3 questions à Jean-Philippe Lefèvre, président de la Fédération nationales des collectivités pour la culture (FNCC), vice-président du Grand Dole (39)
Pourquoi la FNCC a-t-elle décidé d’engager une campagne d’adhésion ambitieuse à l’attention des communes rurales ?
Il y a bien des années que la FNCC a constitué son réseau des communes rurales, et dès 2006 nous avions édité un guide « l’élu rural et la culture ». Aujourd’hui, il faut prendre en compte un phénomène nouveau : la montée en puissance de la compétence « culture » dans les communautés de communes rurales. Là où la question culturelle et artistique semblait réservée aux pôles urbains ou aux bourgs, elle s’est naturellement imposée comme outil du lien entre les habitants, voire comme outil d’attractivité du territoire. On a vu se multiplier dans les petites communes, des élus délégués ou dédiés à la commission culture de leur intercommunalité. La FNCC a pris en compte cette évolution et cherche désormais plus encore à répondre à des besoins nouveaux.

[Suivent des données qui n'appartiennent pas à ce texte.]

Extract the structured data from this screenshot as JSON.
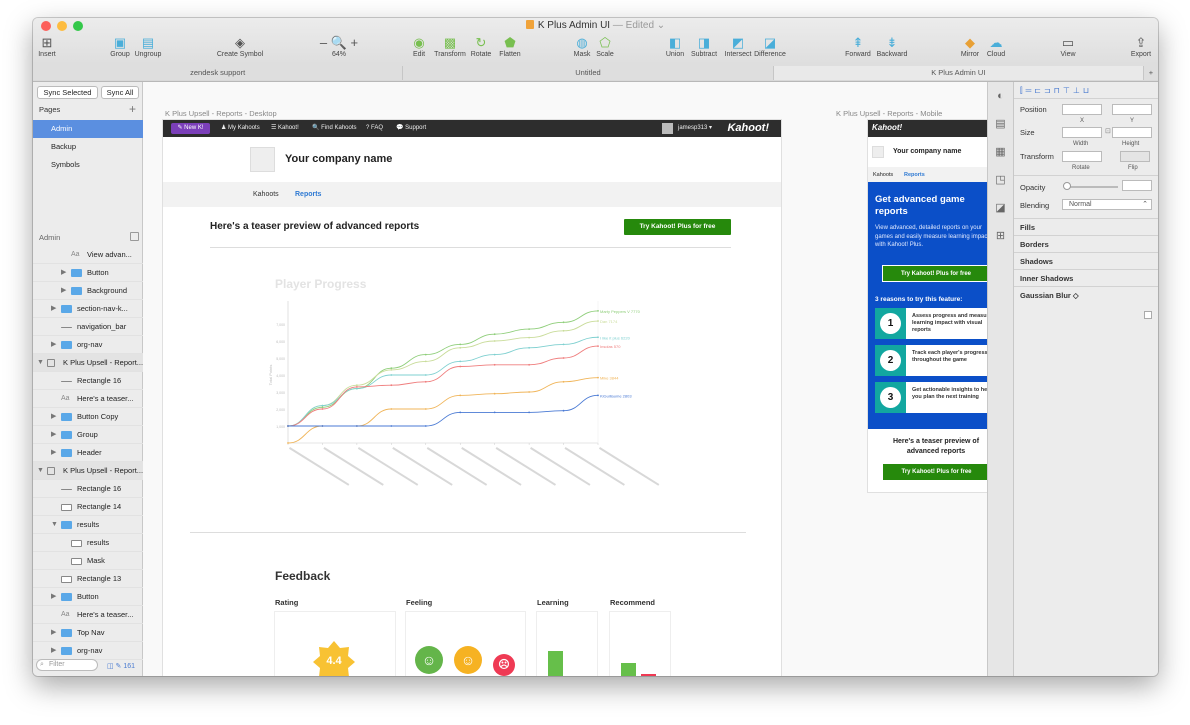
{
  "window": {
    "doc_title": "K Plus Admin UI",
    "edited": "— Edited ⌄"
  },
  "toolbar": [
    {
      "label": "Insert",
      "icon": "insert-icon",
      "glyph": "⊞"
    },
    {
      "label": "Group",
      "icon": "group-icon",
      "glyph": "▣"
    },
    {
      "label": "Ungroup",
      "icon": "ungroup-icon",
      "glyph": "▤"
    },
    {
      "label": "Create Symbol",
      "icon": "symbol-icon",
      "glyph": "◈"
    },
    {
      "label": "64%",
      "icon": "zoom-icon",
      "glyph": "– 🔍 +"
    },
    {
      "label": "Edit",
      "icon": "edit-icon",
      "glyph": "◉"
    },
    {
      "label": "Transform",
      "icon": "transform-icon",
      "glyph": "▩"
    },
    {
      "label": "Rotate",
      "icon": "rotate-icon",
      "glyph": "↻"
    },
    {
      "label": "Flatten",
      "icon": "flatten-icon",
      "glyph": "⬟"
    },
    {
      "label": "Mask",
      "icon": "mask-icon",
      "glyph": "◍"
    },
    {
      "label": "Scale",
      "icon": "scale-icon",
      "glyph": "⬠"
    },
    {
      "label": "Union",
      "icon": "union-icon",
      "glyph": "◧"
    },
    {
      "label": "Subtract",
      "icon": "subtract-icon",
      "glyph": "◨"
    },
    {
      "label": "Intersect",
      "icon": "intersect-icon",
      "glyph": "◩"
    },
    {
      "label": "Difference",
      "icon": "difference-icon",
      "glyph": "◪"
    },
    {
      "label": "Forward",
      "icon": "forward-icon",
      "glyph": "⇞"
    },
    {
      "label": "Backward",
      "icon": "backward-icon",
      "glyph": "⇟"
    },
    {
      "label": "Mirror",
      "icon": "mirror-icon",
      "glyph": "◆"
    },
    {
      "label": "Cloud",
      "icon": "cloud-icon",
      "glyph": "☁"
    },
    {
      "label": "View",
      "icon": "view-icon",
      "glyph": "▭"
    },
    {
      "label": "Export",
      "icon": "export-icon",
      "glyph": "⇪"
    }
  ],
  "doc_tabs": [
    "zendesk support",
    "Untitled",
    "K Plus Admin UI"
  ],
  "sidebar": {
    "sync_selected": "Sync Selected",
    "sync_all": "Sync All",
    "pages_header": "Pages",
    "pages": [
      "Admin",
      "Backup",
      "Symbols"
    ],
    "artboard_header": "Admin",
    "layers": [
      {
        "name": "View advan...",
        "type": "text",
        "indent": 1,
        "twisty": ""
      },
      {
        "name": "Button",
        "type": "folder",
        "indent": 1,
        "twisty": "▶"
      },
      {
        "name": "Background",
        "type": "folder",
        "indent": 1,
        "twisty": "▶"
      },
      {
        "name": "section-nav-k...",
        "type": "folder",
        "indent": 0,
        "twisty": "▶"
      },
      {
        "name": "navigation_bar",
        "type": "line",
        "indent": 0,
        "twisty": ""
      },
      {
        "name": "org-nav",
        "type": "folder",
        "indent": 0,
        "twisty": "▶"
      },
      {
        "name": "K Plus Upsell - Report...",
        "type": "art",
        "indent": -1,
        "twisty": "▼"
      },
      {
        "name": "Rectangle 16",
        "type": "line",
        "indent": 0,
        "twisty": ""
      },
      {
        "name": "Here's a teaser...",
        "type": "text",
        "indent": 0,
        "twisty": ""
      },
      {
        "name": "Button Copy",
        "type": "folder",
        "indent": 0,
        "twisty": "▶"
      },
      {
        "name": "Group",
        "type": "folder",
        "indent": 0,
        "twisty": "▶"
      },
      {
        "name": "Header",
        "type": "folder",
        "indent": 0,
        "twisty": "▶"
      },
      {
        "name": "K Plus Upsell - Report...",
        "type": "art",
        "indent": -1,
        "twisty": "▼"
      },
      {
        "name": "Rectangle 16",
        "type": "line",
        "indent": 0,
        "twisty": ""
      },
      {
        "name": "Rectangle 14",
        "type": "rect",
        "indent": 0,
        "twisty": ""
      },
      {
        "name": "results",
        "type": "folder",
        "indent": 0,
        "twisty": "▼"
      },
      {
        "name": "results",
        "type": "rect",
        "indent": 1,
        "twisty": ""
      },
      {
        "name": "Mask",
        "type": "rect",
        "indent": 1,
        "twisty": ""
      },
      {
        "name": "Rectangle 13",
        "type": "rect",
        "indent": 0,
        "twisty": ""
      },
      {
        "name": "Button",
        "type": "folder",
        "indent": 0,
        "twisty": "▶"
      },
      {
        "name": "Here's a teaser...",
        "type": "text",
        "indent": 0,
        "twisty": ""
      },
      {
        "name": "Top Nav",
        "type": "folder",
        "indent": 0,
        "twisty": "▶"
      },
      {
        "name": "org-nav",
        "type": "folder",
        "indent": 0,
        "twisty": "▶"
      }
    ],
    "filter_placeholder": "Filter",
    "count": "161"
  },
  "desktop": {
    "artboard_label": "K Plus Upsell - Reports - Desktop",
    "nav": {
      "new": "✎ New K!",
      "items": [
        "♟ My Kahoots",
        "☰ Kahoot!",
        "🔍 Find Kahoots",
        "? FAQ",
        "💬 Support"
      ],
      "user": "jamesp313 ▾",
      "logo": "Kahoot!"
    },
    "company": "Your company name",
    "tabs": [
      "Kahoots",
      "Reports"
    ],
    "teaser": "Here's a teaser preview of advanced reports",
    "try_button": "Try Kahoot! Plus for free",
    "player_progress": "Player Progress",
    "feedback": {
      "title": "Feedback",
      "columns": [
        "Rating",
        "Feeling",
        "Learning",
        "Recommend"
      ],
      "rating": "4.4",
      "learning": [
        0.9,
        0.15
      ],
      "recommend": [
        0.65,
        0.4
      ]
    }
  },
  "chart_data": {
    "type": "line",
    "title": "Player Progress",
    "ylabel": "Total Points",
    "categories": [
      "1",
      "2",
      "3",
      "4",
      "5",
      "6",
      "7",
      "8",
      "9",
      "10"
    ],
    "ylim": [
      0,
      8000
    ],
    "yticks": [
      "7,000",
      "6,000",
      "5,000",
      "4,000",
      "3,000",
      "2,000",
      "1,000"
    ],
    "series": [
      {
        "name": "Marty Peppers V 7770",
        "color": "#8fce7a",
        "values": [
          1000,
          2100,
          3200,
          4400,
          5200,
          5800,
          6400,
          6700,
          7100,
          7770
        ]
      },
      {
        "name": "Dan 7174",
        "color": "#c9dc9a",
        "values": [
          1000,
          2200,
          3400,
          4300,
          4800,
          5600,
          6000,
          6200,
          6600,
          7174
        ]
      },
      {
        "name": "I like it plus 6220",
        "color": "#7fd0d0",
        "values": [
          1000,
          2200,
          3200,
          4000,
          4000,
          4800,
          5200,
          5600,
          5800,
          6220
        ]
      },
      {
        "name": "Insolas 570",
        "color": "#ef7d7d",
        "values": [
          1000,
          2000,
          3300,
          3400,
          3600,
          4500,
          4600,
          4600,
          5000,
          5700
        ]
      },
      {
        "name": "Mike 3844",
        "color": "#f0b55a",
        "values": [
          0,
          1000,
          1000,
          2000,
          2000,
          2800,
          2900,
          3000,
          3600,
          3844
        ]
      },
      {
        "name": "KiGuillaume 2803",
        "color": "#4a7ad4",
        "values": [
          1000,
          1000,
          1000,
          1000,
          1000,
          1800,
          1800,
          1800,
          1900,
          2803
        ]
      }
    ]
  },
  "mobile": {
    "artboard_label": "K Plus Upsell - Reports - Mobile",
    "logo": "Kahoot!",
    "company": "Your company name",
    "tabs": [
      "Kahoots",
      "Reports"
    ],
    "hero_title": "Get advanced game reports",
    "hero_text": "View advanced, detailed reports on your games and easily measure learning impact with Kahoot! Plus.",
    "try_button": "Try Kahoot! Plus for free",
    "reasons_title": "3 reasons to try this feature:",
    "reasons": [
      {
        "num": "1",
        "text": "Assess progress and measure learning impact with visual reports"
      },
      {
        "num": "2",
        "text": "Track each player's progress throughout the game"
      },
      {
        "num": "3",
        "text": "Get actionable insights to help you plan the next training"
      }
    ],
    "teaser": "Here's a teaser preview of advanced reports",
    "try_button2": "Try Kahoot! Plus for free"
  },
  "inspector": {
    "position": "Position",
    "size": "Size",
    "transform": "Transform",
    "x": "X",
    "y": "Y",
    "width": "Width",
    "height": "Height",
    "rotate": "Rotate",
    "flip": "Flip",
    "opacity": "Opacity",
    "blending": "Blending",
    "blending_value": "Normal",
    "sections": [
      "Fills",
      "Borders",
      "Shadows",
      "Inner Shadows",
      "Gaussian Blur ◇"
    ]
  }
}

J’ajoute, que comme beaucoup, je suis élu d’un territoire rural (agglomération de 55000 habitants mais avec 47 communes dont la ville centre de 24.000 h), j’avais été scandalisé par le « rapport Latarjet » qui nous avait gratifié d’une cartographie grotesque, où les « zones » qui n’étaient pas dotées d’une institution « à label » ou qui ne bénéficiaient pas d’une subvention du ministère de la culture se voyaient qualifiées de zones blanches ! Quelle méconnaissance de notre pays dans ses profondeurs. Comment ne pas lire la presse quotidienne régionale les lundis ou mardis matin sans découvrir, ici un concert d’harmonie ou de fanfare ; là une pièce portée par des amateurs ou encore une exposition de peintre locaux ! On parle des « droits culturels » ? Mais les voilà les droits culturels ! Une pratique artistique du quotidien qui commence dans le loisir et parfois se termine par une carrière professionnelle ou l’ouverture d’un lieu permanent parce que justement les élus de proximité en ont saisi toute l’importance !

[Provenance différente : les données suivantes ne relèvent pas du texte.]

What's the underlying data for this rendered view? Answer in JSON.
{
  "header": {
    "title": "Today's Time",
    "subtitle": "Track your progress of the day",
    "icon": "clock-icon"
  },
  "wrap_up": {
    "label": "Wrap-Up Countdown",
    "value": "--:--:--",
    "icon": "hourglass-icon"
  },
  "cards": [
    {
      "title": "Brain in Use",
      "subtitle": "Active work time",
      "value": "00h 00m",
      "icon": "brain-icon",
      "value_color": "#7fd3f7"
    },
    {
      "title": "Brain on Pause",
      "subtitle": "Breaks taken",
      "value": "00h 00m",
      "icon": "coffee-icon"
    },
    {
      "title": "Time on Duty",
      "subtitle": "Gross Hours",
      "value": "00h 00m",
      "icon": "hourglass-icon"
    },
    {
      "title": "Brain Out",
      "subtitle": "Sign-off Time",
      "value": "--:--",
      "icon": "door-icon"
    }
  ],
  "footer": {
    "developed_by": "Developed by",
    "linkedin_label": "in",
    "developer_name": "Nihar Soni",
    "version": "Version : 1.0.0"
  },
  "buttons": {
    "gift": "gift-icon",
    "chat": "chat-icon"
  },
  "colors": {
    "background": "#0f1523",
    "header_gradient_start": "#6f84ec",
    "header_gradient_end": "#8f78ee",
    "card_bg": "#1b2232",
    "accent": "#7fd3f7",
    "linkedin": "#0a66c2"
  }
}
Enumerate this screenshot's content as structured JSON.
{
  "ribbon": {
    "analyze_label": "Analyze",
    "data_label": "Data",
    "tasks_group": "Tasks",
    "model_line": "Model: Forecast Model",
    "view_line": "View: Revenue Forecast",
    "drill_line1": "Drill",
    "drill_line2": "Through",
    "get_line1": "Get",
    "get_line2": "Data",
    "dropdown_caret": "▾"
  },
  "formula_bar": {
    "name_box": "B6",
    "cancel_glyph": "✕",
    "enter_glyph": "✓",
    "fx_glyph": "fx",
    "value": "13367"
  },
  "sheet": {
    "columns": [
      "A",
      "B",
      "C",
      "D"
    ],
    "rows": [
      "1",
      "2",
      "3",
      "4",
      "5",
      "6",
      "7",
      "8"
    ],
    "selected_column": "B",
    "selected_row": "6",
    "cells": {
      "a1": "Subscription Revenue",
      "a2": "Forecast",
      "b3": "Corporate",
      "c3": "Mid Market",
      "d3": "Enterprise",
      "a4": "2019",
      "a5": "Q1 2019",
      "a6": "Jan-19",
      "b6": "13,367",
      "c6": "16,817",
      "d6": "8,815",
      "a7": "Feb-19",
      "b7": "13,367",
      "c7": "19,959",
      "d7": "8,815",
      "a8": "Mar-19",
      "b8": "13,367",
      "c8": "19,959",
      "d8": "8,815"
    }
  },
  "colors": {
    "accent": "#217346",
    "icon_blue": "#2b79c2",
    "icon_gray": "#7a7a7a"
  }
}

Comment la FNCC se saisit-elle des spécificités de la ruralité en matière de politique culturelle, où le maire et son équipe sont souvent directement aux affaires ?
C’est un sujet que ne nous est pas inconnu… car nous avons autour de la table du CA, bien des élus ruraux qui sont limités dans leurs ambitions culturelles par manque de moyens humains ou financiers et qui réussissent grâce à leur engagement personnel, à la mobilisation des bénévoles et aux bouts de ficelle ! Nous adaptons notre offre de formation à ces élus-là : comment transformer une salle polyvalente en salle de spectacle…, espoir et écueil de l’itinérance culturelle…, la résidence d’artistes en milieu rural…, adéquation commune/com com…, le statut des agents partagés…

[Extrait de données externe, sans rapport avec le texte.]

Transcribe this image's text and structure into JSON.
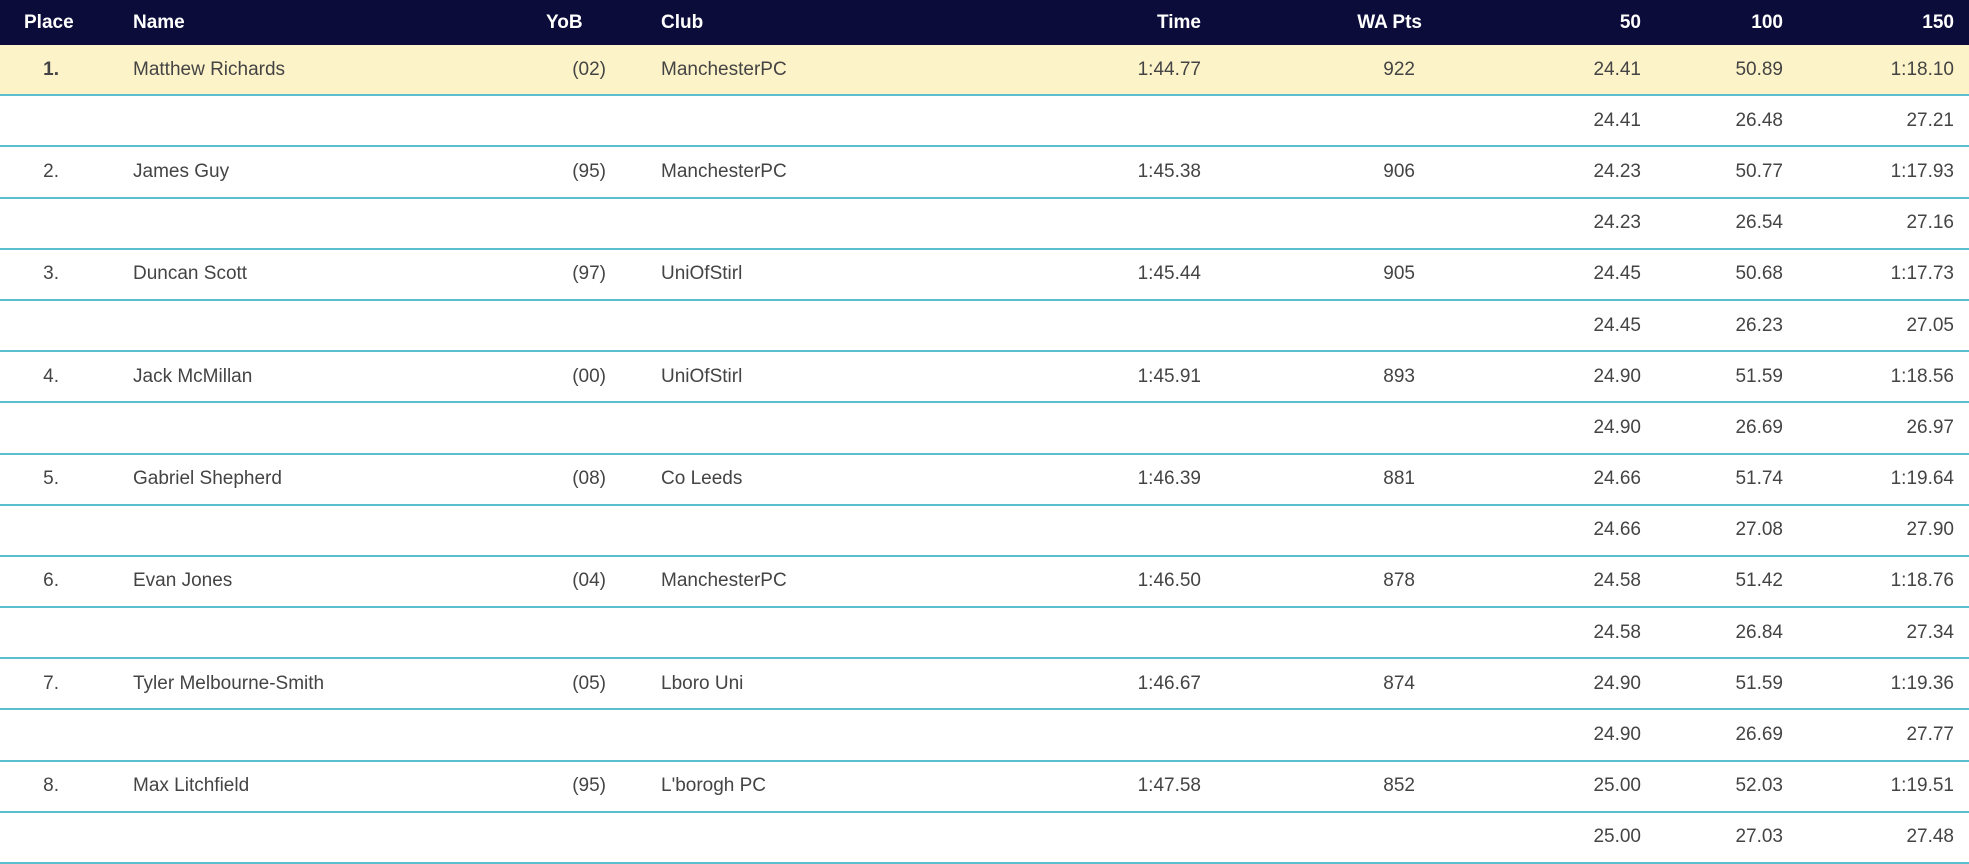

Notre newsletter « culture à vif » va s’attacher à rendre plus lisible chaque semaine des exemples propres aux dynamiques culturelles des territoires ruraux. Je pourrais vous parler de ma microfolie embarquée dans un bus, comme d’autres pourrait vous évoquer leurs orchestres à l’école ou tel bistrot de village devenu un centre culturel local.
Enfin, en tant que président, je bouge… je vais à la rencontre de tous ces élus des territoires. Cet été, en m’appuyant sur nos adhérents, ce sont plus de 30 élus à la culture de toutes petites communes ou de petits EPCI que j’ai rencontrés dans l’Ouest et le centre France. L’hiver dernier ce sont tous les élus à la culture de Martinique que j’ai côtoyés en animant des séances de formation. Et croyez-moi j’ai bien l’intention de poursuivre mes périples. Ce n’est pas qu’une ambition présidentielle, c’est celle de tout un bureau. Le trésorier national va chausser ses baskets dès l’automne !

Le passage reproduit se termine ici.